Weintraub has clearly put much energy into his new home, also. At least he’s devoting more scrutiny to it than he did his first home in Palm Springs.

During “a three- or four-day poker game,” actor George Hamilton mentioned he saw a house for sale near Canyon Country Club in Palm Springs that he thought was perfect for Weintraub. Not wanting to give up his seat for even a walk-through, Weintraub persuaded Hamilton to go buy the place for him, sight unseen. He sent the paperwork to his lawyer and accountant and promptly forgot about it.

Fast-forward a few years, and Weintraub and Morgan are preparing to head out to Palm Springs for an extended stay. “My wife called me. She said to me, ‘I’m going to go down and rent a house.’”

She called back after she found one she liked. Weintraub said fine and told her to call their accountant and lawyer to make the arrangements. The accountant then asked her, “What is he doing? He’s got a house.
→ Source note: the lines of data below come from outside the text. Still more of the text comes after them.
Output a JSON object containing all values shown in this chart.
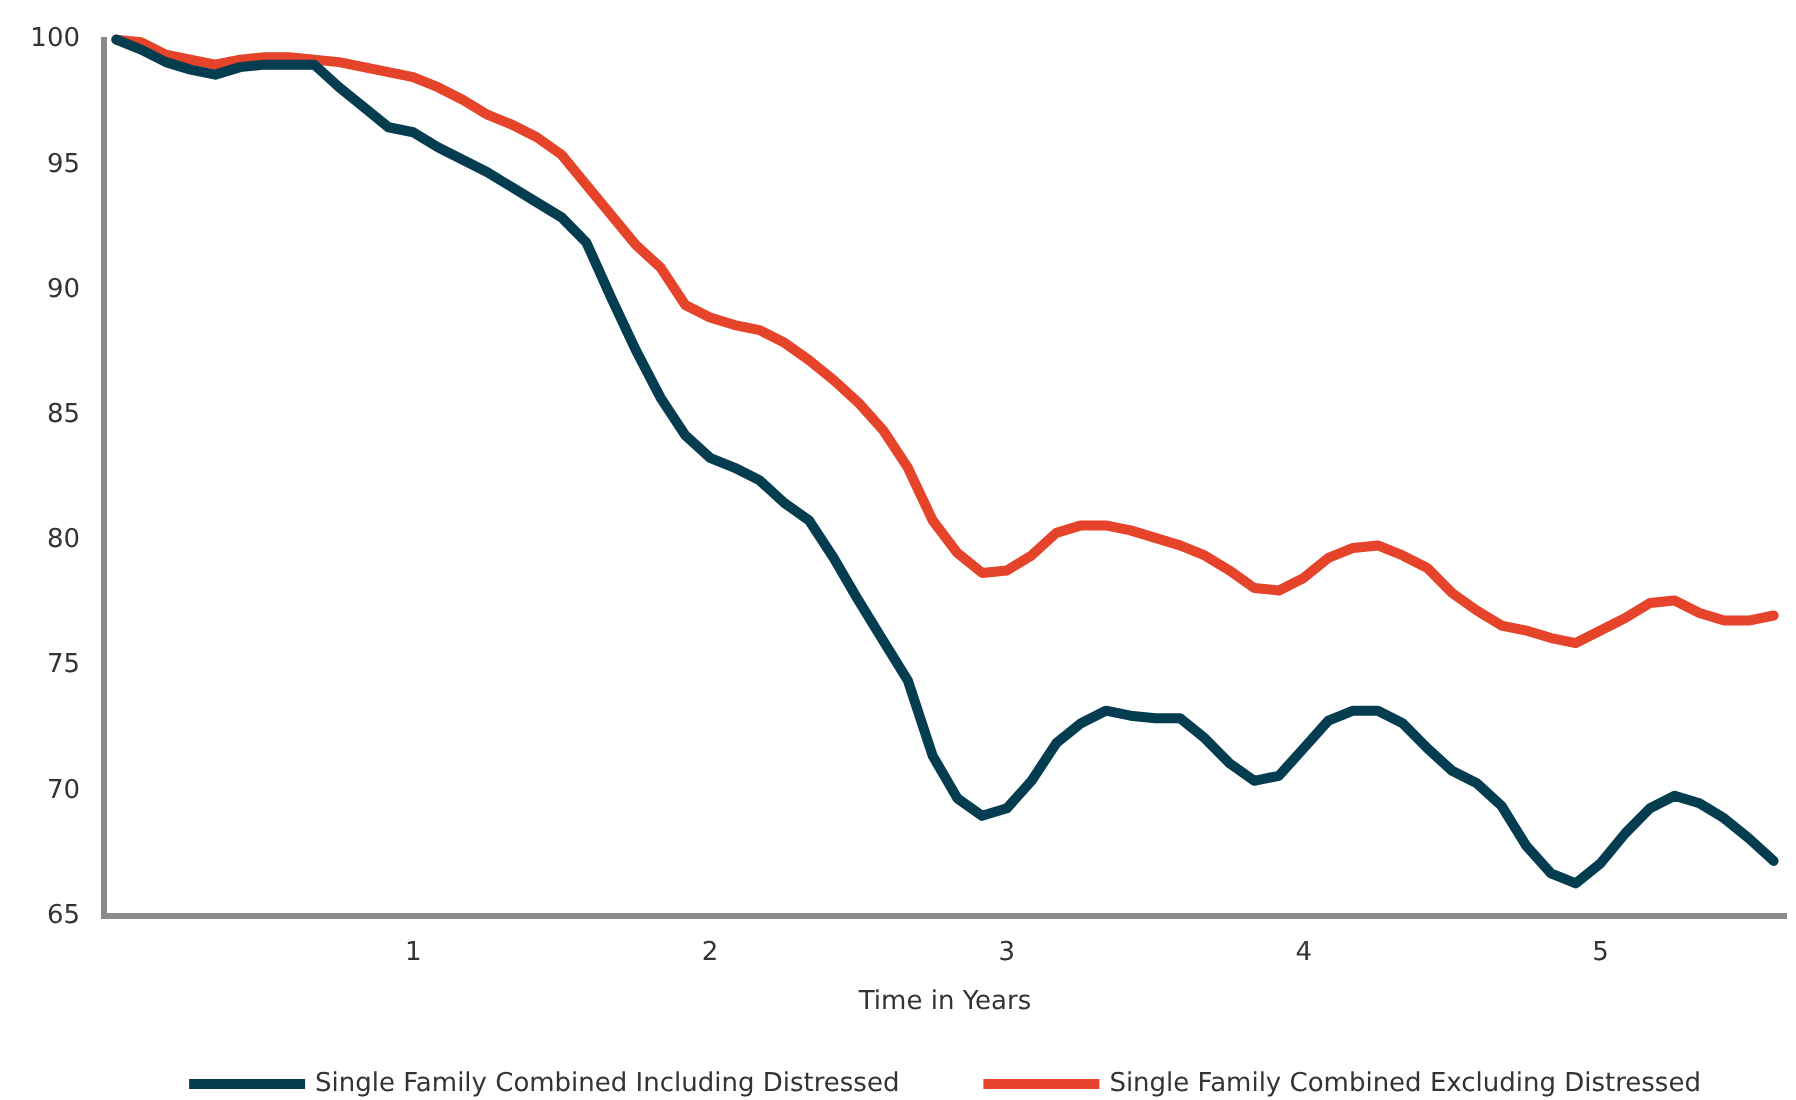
{
  "chart_data": {
    "type": "line",
    "xlabel": "Time in Years",
    "categories": [
      null,
      null,
      null,
      null,
      null,
      null,
      null,
      null,
      null,
      null,
      null,
      null,
      "1",
      null,
      null,
      null,
      null,
      null,
      null,
      null,
      null,
      null,
      null,
      null,
      "2",
      null,
      null,
      null,
      null,
      null,
      null,
      null,
      null,
      null,
      null,
      null,
      "3",
      null,
      null,
      null,
      null,
      null,
      null,
      null,
      null,
      null,
      null,
      null,
      "4",
      null,
      null,
      null,
      null,
      null,
      null,
      null,
      null,
      null,
      null,
      null,
      "5",
      null,
      null,
      null,
      null,
      null,
      null,
      null
    ],
    "ylim": [
      65,
      100
    ],
    "yticks": [
      65,
      70,
      75,
      80,
      85,
      90,
      95,
      100
    ],
    "grid": false,
    "legend": "bottom",
    "line_style": "solid",
    "series": [
      {
        "name": "Single Family Combined Including Distressed",
        "color": "#053d50",
        "values": [
          100,
          99.6,
          99.1,
          98.8,
          98.6,
          98.9,
          99.0,
          99.0,
          99.0,
          98.1,
          97.3,
          96.5,
          96.3,
          95.7,
          95.2,
          94.7,
          94.1,
          93.5,
          92.9,
          91.9,
          89.7,
          87.6,
          85.7,
          84.2,
          83.3,
          82.9,
          82.4,
          81.5,
          80.8,
          79.3,
          77.6,
          76.0,
          74.4,
          71.4,
          69.7,
          69.0,
          69.3,
          70.4,
          71.9,
          72.7,
          73.2,
          73.0,
          72.9,
          72.9,
          72.1,
          71.1,
          70.4,
          70.6,
          71.7,
          72.8,
          73.2,
          73.2,
          72.7,
          71.7,
          70.8,
          70.3,
          69.4,
          67.8,
          66.7,
          66.3,
          67.1,
          68.3,
          69.3,
          69.8,
          69.5,
          68.9,
          68.1,
          67.2
        ]
      },
      {
        "name": "Single Family Combined Excluding Distressed",
        "color": "#e5432a",
        "values": [
          100,
          99.9,
          99.4,
          99.2,
          99.0,
          99.2,
          99.3,
          99.3,
          99.2,
          99.1,
          98.9,
          98.7,
          98.5,
          98.1,
          97.6,
          97.0,
          96.6,
          96.1,
          95.4,
          94.2,
          93.0,
          91.8,
          90.9,
          89.4,
          88.9,
          88.6,
          88.4,
          87.9,
          87.2,
          86.4,
          85.5,
          84.4,
          82.9,
          80.8,
          79.5,
          78.7,
          78.8,
          79.4,
          80.3,
          80.6,
          80.6,
          80.4,
          80.1,
          79.8,
          79.4,
          78.8,
          78.1,
          78.0,
          78.5,
          79.3,
          79.7,
          79.8,
          79.4,
          78.9,
          77.9,
          77.2,
          76.6,
          76.4,
          76.1,
          75.9,
          76.4,
          76.9,
          77.5,
          77.6,
          77.1,
          76.8,
          76.8,
          77.0
        ]
      }
    ]
  }
}
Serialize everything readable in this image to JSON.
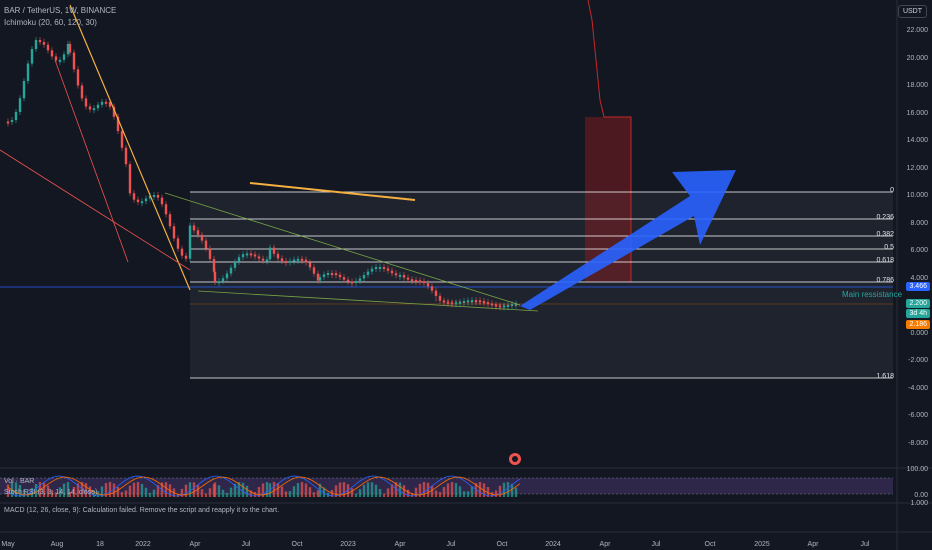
{
  "header": {
    "symbol_line": "BAR / TetherUS, 1W, BINANCE",
    "indicator_line": "Ichimoku (20, 60, 120, 30)"
  },
  "currency_badge": "USDT",
  "price_axis": [
    "22.000",
    "20.000",
    "18.000",
    "16.000",
    "14.000",
    "12.000",
    "10.000",
    "8.000",
    "6.000",
    "4.000",
    "2.000",
    "0.000",
    "-2.000",
    "-4.000",
    "-6.000",
    "-8.000"
  ],
  "fib_levels": [
    {
      "label": "0"
    },
    {
      "label": "0.236"
    },
    {
      "label": "0.382"
    },
    {
      "label": "0.5"
    },
    {
      "label": "0.618"
    },
    {
      "label": "0.786"
    },
    {
      "label": "1.618"
    }
  ],
  "annotations": {
    "main_resistance": "Main ressistance"
  },
  "price_badges": {
    "blue": "3.466",
    "teal_price": "2.200",
    "teal_time": "3d 4h",
    "orange": "2.186"
  },
  "colors": {
    "background": "#131722",
    "up": "#26a69a",
    "down": "#ef5350",
    "arrow": "#2962ff",
    "fib_line": "#ffffff",
    "trend_orange": "#f5b041",
    "badge_blue": "#2962ff",
    "badge_teal": "#26a69a",
    "badge_orange": "#f57c00"
  },
  "volume_pane": {
    "label": "Vol · BAR"
  },
  "stoch_pane": {
    "label": "Stoch RSI (3, 3, 14, 14, close)",
    "axis": [
      "100.00",
      "0.00"
    ]
  },
  "macd_pane": {
    "message": "MACD (12, 26, close, 9): Calculation failed. Remove the script and reapply it to the chart.",
    "axis": "1.000"
  },
  "time_axis": [
    "May",
    "Aug",
    "18",
    "2022",
    "Apr",
    "Jul",
    "Oct",
    "2023",
    "Apr",
    "Jul",
    "Oct",
    "2024",
    "Apr",
    "Jul",
    "Oct",
    "2025",
    "Apr",
    "Jul"
  ]
}
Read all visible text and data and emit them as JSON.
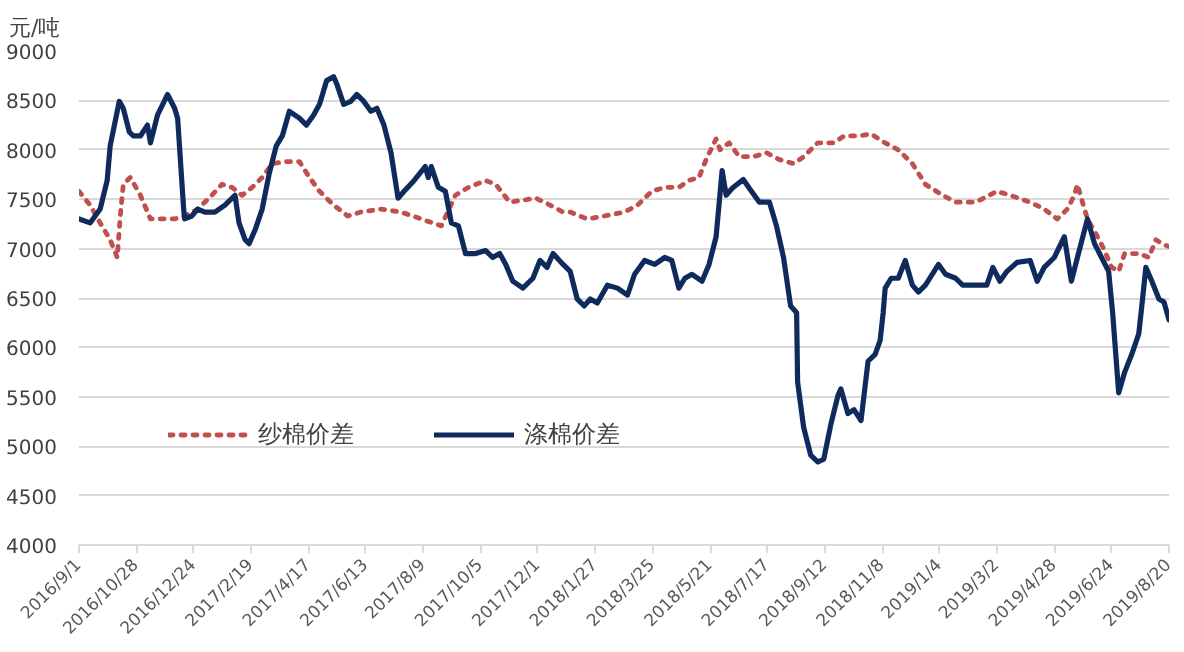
{
  "chart_data": {
    "type": "line",
    "ylabel": "元/吨",
    "ylim": [
      4000,
      9000
    ],
    "yticks": [
      4000,
      4500,
      5000,
      5500,
      6000,
      6500,
      7000,
      7500,
      8000,
      8500,
      9000
    ],
    "xlim": [
      "2016-09-01",
      "2019-08-20"
    ],
    "xticks": [
      {
        "value": "2016-09-01",
        "label": "2016/9/1"
      },
      {
        "value": "2016-10-28",
        "label": "2016/10/28"
      },
      {
        "value": "2016-12-24",
        "label": "2016/12/24"
      },
      {
        "value": "2017-02-19",
        "label": "2017/2/19"
      },
      {
        "value": "2017-04-17",
        "label": "2017/4/17"
      },
      {
        "value": "2017-06-13",
        "label": "2017/6/13"
      },
      {
        "value": "2017-08-09",
        "label": "2017/8/9"
      },
      {
        "value": "2017-10-05",
        "label": "2017/10/5"
      },
      {
        "value": "2017-12-01",
        "label": "2017/12/1"
      },
      {
        "value": "2018-01-27",
        "label": "2018/1/27"
      },
      {
        "value": "2018-03-25",
        "label": "2018/3/25"
      },
      {
        "value": "2018-05-21",
        "label": "2018/5/21"
      },
      {
        "value": "2018-07-17",
        "label": "2018/7/17"
      },
      {
        "value": "2018-09-12",
        "label": "2018/9/12"
      },
      {
        "value": "2018-11-08",
        "label": "2018/11/8"
      },
      {
        "value": "2019-01-04",
        "label": "2019/1/4"
      },
      {
        "value": "2019-03-02",
        "label": "2019/3/2"
      },
      {
        "value": "2019-04-28",
        "label": "2019/4/28"
      },
      {
        "value": "2019-06-24",
        "label": "2019/6/24"
      },
      {
        "value": "2019-08-20",
        "label": "2019/8/20"
      }
    ],
    "grid": "y",
    "legend": "bottom left",
    "marker": "none",
    "series": [
      {
        "name": "纱棉价差",
        "color": "#c0504d",
        "line_style": "dotted",
        "x": [
          "2016-09-01",
          "2016-09-12",
          "2016-09-22",
          "2016-10-02",
          "2016-10-09",
          "2016-10-12",
          "2016-10-15",
          "2016-10-22",
          "2016-11-01",
          "2016-11-11",
          "2016-11-21",
          "2016-12-05",
          "2016-12-15",
          "2016-12-28",
          "2017-01-11",
          "2017-01-21",
          "2017-01-31",
          "2017-02-10",
          "2017-02-20",
          "2017-03-02",
          "2017-03-12",
          "2017-03-26",
          "2017-04-08",
          "2017-04-18",
          "2017-04-28",
          "2017-05-12",
          "2017-05-26",
          "2017-06-08",
          "2017-06-28",
          "2017-07-18",
          "2017-08-07",
          "2017-08-27",
          "2017-09-10",
          "2017-09-23",
          "2017-10-10",
          "2017-10-20",
          "2017-11-03",
          "2017-11-16",
          "2017-11-29",
          "2017-12-13",
          "2017-12-26",
          "2018-01-02",
          "2018-01-19",
          "2018-02-05",
          "2018-02-25",
          "2018-03-10",
          "2018-03-24",
          "2018-04-06",
          "2018-04-20",
          "2018-04-30",
          "2018-05-10",
          "2018-05-17",
          "2018-05-27",
          "2018-05-31",
          "2018-06-09",
          "2018-06-19",
          "2018-07-03",
          "2018-07-16",
          "2018-07-29",
          "2018-08-12",
          "2018-08-22",
          "2018-09-05",
          "2018-09-21",
          "2018-10-01",
          "2018-10-15",
          "2018-10-28",
          "2018-11-11",
          "2018-11-24",
          "2018-12-08",
          "2018-12-21",
          "2019-01-07",
          "2019-01-20",
          "2019-02-09",
          "2019-03-02",
          "2019-03-15",
          "2019-04-04",
          "2019-04-18",
          "2019-05-01",
          "2019-05-11",
          "2019-05-18",
          "2019-05-21",
          "2019-05-26",
          "2019-05-31",
          "2019-06-10",
          "2019-06-17",
          "2019-06-24",
          "2019-07-01",
          "2019-07-07",
          "2019-07-21",
          "2019-07-31",
          "2019-08-07",
          "2019-08-13",
          "2019-08-20"
        ],
        "values": [
          7580,
          7440,
          7260,
          7090,
          6910,
          7330,
          7650,
          7720,
          7540,
          7300,
          7300,
          7300,
          7330,
          7400,
          7540,
          7650,
          7620,
          7540,
          7620,
          7720,
          7860,
          7880,
          7880,
          7720,
          7580,
          7440,
          7330,
          7370,
          7400,
          7370,
          7300,
          7230,
          7540,
          7620,
          7690,
          7650,
          7470,
          7490,
          7510,
          7440,
          7370,
          7370,
          7300,
          7330,
          7370,
          7440,
          7580,
          7620,
          7620,
          7690,
          7720,
          7900,
          8110,
          8000,
          8070,
          7930,
          7930,
          7970,
          7900,
          7860,
          7930,
          8070,
          8070,
          8140,
          8140,
          8160,
          8070,
          8000,
          7860,
          7650,
          7540,
          7470,
          7470,
          7580,
          7540,
          7470,
          7400,
          7300,
          7400,
          7540,
          7650,
          7470,
          7300,
          7120,
          6980,
          6810,
          6770,
          6950,
          6950,
          6910,
          7090,
          7050,
          7020
        ]
      },
      {
        "name": "涤棉价差",
        "color": "#0f2b5e",
        "line_style": "solid",
        "x": [
          "2016-09-01",
          "2016-09-12",
          "2016-09-22",
          "2016-09-29",
          "2016-10-02",
          "2016-10-11",
          "2016-10-15",
          "2016-10-21",
          "2016-10-25",
          "2016-11-01",
          "2016-11-08",
          "2016-11-11",
          "2016-11-18",
          "2016-11-28",
          "2016-12-05",
          "2016-12-08",
          "2016-12-14",
          "2016-12-15",
          "2016-12-22",
          "2016-12-28",
          "2017-01-04",
          "2017-01-14",
          "2017-01-24",
          "2017-02-03",
          "2017-02-07",
          "2017-02-13",
          "2017-02-17",
          "2017-02-23",
          "2017-03-02",
          "2017-03-09",
          "2017-03-16",
          "2017-03-22",
          "2017-03-29",
          "2017-04-08",
          "2017-04-15",
          "2017-04-22",
          "2017-04-28",
          "2017-05-05",
          "2017-05-12",
          "2017-05-15",
          "2017-05-22",
          "2017-05-29",
          "2017-06-04",
          "2017-06-11",
          "2017-06-18",
          "2017-06-24",
          "2017-07-01",
          "2017-07-08",
          "2017-07-15",
          "2017-07-21",
          "2017-07-31",
          "2017-08-11",
          "2017-08-14",
          "2017-08-17",
          "2017-08-24",
          "2017-08-31",
          "2017-09-06",
          "2017-09-13",
          "2017-09-20",
          "2017-09-30",
          "2017-10-10",
          "2017-10-17",
          "2017-10-24",
          "2017-10-30",
          "2017-11-06",
          "2017-11-16",
          "2017-11-26",
          "2017-12-03",
          "2017-12-10",
          "2017-12-16",
          "2017-12-26",
          "2018-01-02",
          "2018-01-09",
          "2018-01-16",
          "2018-01-22",
          "2018-01-29",
          "2018-02-08",
          "2018-02-18",
          "2018-02-28",
          "2018-03-07",
          "2018-03-17",
          "2018-03-27",
          "2018-04-06",
          "2018-04-13",
          "2018-04-20",
          "2018-04-26",
          "2018-05-03",
          "2018-05-13",
          "2018-05-20",
          "2018-05-27",
          "2018-06-02",
          "2018-06-06",
          "2018-06-12",
          "2018-06-23",
          "2018-06-29",
          "2018-07-09",
          "2018-07-19",
          "2018-07-26",
          "2018-08-02",
          "2018-08-09",
          "2018-08-15",
          "2018-08-16",
          "2018-08-22",
          "2018-08-29",
          "2018-09-05",
          "2018-09-11",
          "2018-09-18",
          "2018-09-25",
          "2018-09-28",
          "2018-10-05",
          "2018-10-11",
          "2018-10-18",
          "2018-10-25",
          "2018-11-01",
          "2018-11-06",
          "2018-11-09",
          "2018-11-11",
          "2018-11-17",
          "2018-11-24",
          "2018-12-01",
          "2018-12-08",
          "2018-12-14",
          "2018-12-21",
          "2019-01-03",
          "2019-01-10",
          "2019-01-20",
          "2019-01-27",
          "2019-02-09",
          "2019-02-20",
          "2019-02-26",
          "2019-03-05",
          "2019-03-12",
          "2019-03-22",
          "2019-04-04",
          "2019-04-11",
          "2019-04-18",
          "2019-04-28",
          "2019-05-08",
          "2019-05-15",
          "2019-05-21",
          "2019-05-31",
          "2019-06-07",
          "2019-06-14",
          "2019-06-21",
          "2019-06-25",
          "2019-07-01",
          "2019-07-07",
          "2019-07-14",
          "2019-07-21",
          "2019-07-24",
          "2019-07-28",
          "2019-08-03",
          "2019-08-10",
          "2019-08-15",
          "2019-08-20"
        ],
        "values": [
          7300,
          7260,
          7400,
          7690,
          8040,
          8490,
          8420,
          8180,
          8140,
          8140,
          8250,
          8070,
          8350,
          8560,
          8420,
          8320,
          7400,
          7300,
          7330,
          7400,
          7370,
          7370,
          7440,
          7540,
          7260,
          7090,
          7050,
          7190,
          7400,
          7760,
          8040,
          8140,
          8390,
          8320,
          8250,
          8350,
          8460,
          8700,
          8740,
          8670,
          8460,
          8490,
          8560,
          8490,
          8390,
          8420,
          8250,
          7970,
          7510,
          7580,
          7690,
          7830,
          7720,
          7830,
          7620,
          7580,
          7260,
          7230,
          6950,
          6950,
          6980,
          6910,
          6950,
          6840,
          6670,
          6600,
          6700,
          6880,
          6810,
          6950,
          6840,
          6770,
          6490,
          6420,
          6490,
          6450,
          6630,
          6600,
          6530,
          6740,
          6880,
          6840,
          6910,
          6880,
          6600,
          6700,
          6740,
          6670,
          6840,
          7120,
          7790,
          7540,
          7610,
          7700,
          7610,
          7470,
          7470,
          7230,
          6910,
          6420,
          6350,
          5650,
          5190,
          4910,
          4840,
          4870,
          5220,
          5510,
          5580,
          5330,
          5370,
          5260,
          5860,
          5930,
          6070,
          6350,
          6600,
          6700,
          6700,
          6880,
          6630,
          6560,
          6630,
          6840,
          6740,
          6700,
          6630,
          6630,
          6630,
          6810,
          6670,
          6770,
          6860,
          6880,
          6670,
          6810,
          6910,
          7120,
          6670,
          6910,
          7300,
          7050,
          6910,
          6770,
          6350,
          5540,
          5750,
          5930,
          6140,
          6420,
          6810,
          6670,
          6490,
          6460,
          6280
        ]
      }
    ]
  }
}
He owns a house in Palm Springs.”

“She immediately thought I had a girl stashed there,” Weintraub says. He told Morgan, “Here’s the address. Go there. You can see there’s nobody there.”

That didn’t last, however. He entertained Sinatra, Presley, The Beatles, and many others there during nearly 30 years, finally moving to Morningside when he decided he needed a bigger place. After five years there, he decided to upgrade again.

Now settling into his new Bighorn home, and waiting for the release of what could be the holiday season’s box-office hit, is Weintraub comfortable sitting on top of the world, both at work and at home?

He grins. “That’s a good place to be.”